Kuwait and Microsoft signed an agreement in London Monday aimed at using modern technology in Kuwait schools. The agreement, signed by Kuwait's Minister of Education and Minister of Higher Education Dr. Bader Al-Essa and Microsoft Kuwait general Manager Charles Nahas, is designed to teach teachers and principals on how to use technology in education, and then eventually transform it to students.
"The first phase will include the training of 2,000 teachers and this will increase to around 10,000 teachers according to a specific timetable," Al-Essa said in a statement to KUNA and Kuwait TV after signing the agreement.
The Ministry of Education is keen on developing education by all means, said Al-Essa, making the remarks on sidelines of an international conference on educational and instructional technology.

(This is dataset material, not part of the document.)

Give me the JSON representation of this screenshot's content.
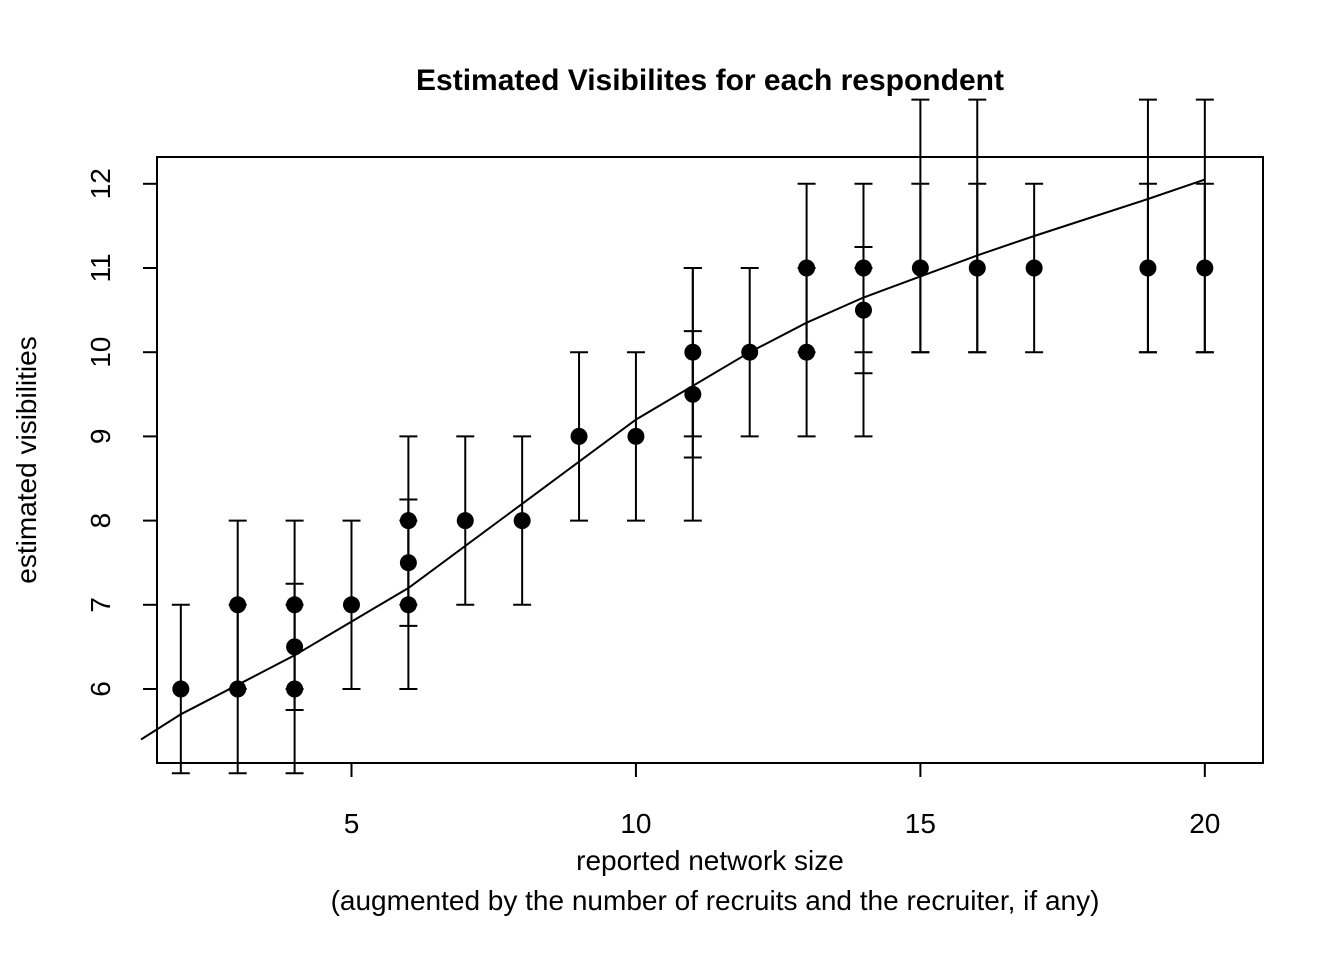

"The agreement we signed today does not entail any financial burdens on the ministry, but it is an assistance by Microsoft to develop education by using technology in the State of Kuwait," he added.
"The governments in our countries and advanced countries cannot develop education by themselves but need to use capabilities and expertise of the private sector," he said.
On the conference, Al-Essa said he participated in a session about the role of teachers and how they could use e-education while teaching.
"The teacher is the backbone of the educational process and should be capable of conveying the information in a way that is easy and understood while using e-education," said the minister.
E-education will also enable the student to assume larger responsibilities in the educational process, he said, by exploration, experssion and experiment in order to encourage critical thinking.
Nahas, for his part, said e-education in school was an revolution to develop skills of individuals in particular and community in general. Speaking to KUNA, Nahas said this era was characterized with rapidly-growing information technology, which required the preparation of kids and youth so they could use it.
British Secretary of State for Education Nicky Morgan inaugurated the conference earlier yesterday.